None of these or the other often cited reasons are why I won’t go into primary care.
The simplest way to put it — primary care doesn’t live up to its promise. Primary care is supposed to be about developing long-term relationships with patients and being with them on the front-lines of dealing with their health problems (with a healthy dose of preventative care). Who wouldn’t want to practice medicine like that?

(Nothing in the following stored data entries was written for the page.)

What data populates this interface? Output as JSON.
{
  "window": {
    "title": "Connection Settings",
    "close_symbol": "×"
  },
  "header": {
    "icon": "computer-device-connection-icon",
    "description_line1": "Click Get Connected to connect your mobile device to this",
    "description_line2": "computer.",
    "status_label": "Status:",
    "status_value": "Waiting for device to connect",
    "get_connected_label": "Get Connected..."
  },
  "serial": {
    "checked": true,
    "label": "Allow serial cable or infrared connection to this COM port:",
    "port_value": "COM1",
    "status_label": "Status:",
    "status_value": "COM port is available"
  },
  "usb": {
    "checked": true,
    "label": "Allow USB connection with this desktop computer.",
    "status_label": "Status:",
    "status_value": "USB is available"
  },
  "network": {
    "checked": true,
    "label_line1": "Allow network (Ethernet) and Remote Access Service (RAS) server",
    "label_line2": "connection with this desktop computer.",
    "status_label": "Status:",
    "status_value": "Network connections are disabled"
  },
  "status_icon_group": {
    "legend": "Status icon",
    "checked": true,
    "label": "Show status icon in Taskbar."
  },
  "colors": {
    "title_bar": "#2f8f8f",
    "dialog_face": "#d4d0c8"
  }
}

Unfortunately, it seems this is very rarely what happens in primary care. Patients move. Their insurance coverage changes. They develop a complicated chronic condition and begin seeing a specialist as their primary care. One of your patients is hospitalized, but their care is handed off to a hospitalist. Another patient comes into your urgent care clinic because they work and sees your partner. Other times you’re covering the urgent care clinic, seeing any and all patients in your practice.
Soon, you’re churning faceless patients through your practice with no personal connection to any of them. Is that how you want to practice medicine? Most medical students don’t.
When Boomers retire or die, the profession of primary care dies. I’ve been speaking with a number of large delivery networks lately and I ask them one question– what is the average age of your primary care docs? They say about 56. In five years those docs are going to be so burned out they’ll retire. Primary care is going to be in a very sorry state about the same time the mandates go into effect. There’s going to be a wave of retirement in sync with a wave of 35 million newly insured people looking for a doctor they’ll never find. And all of this is mandated by our federal government. They dropped the ball 20 years ago by adopting policies that paid specialists far better than primary care. They’re mandating that we pay into a “System” when the “System” isn’t really a system, it’s an industry not designed to function as one well-oiled machine for the good of our citizens, but an industry in business to profit off sickness.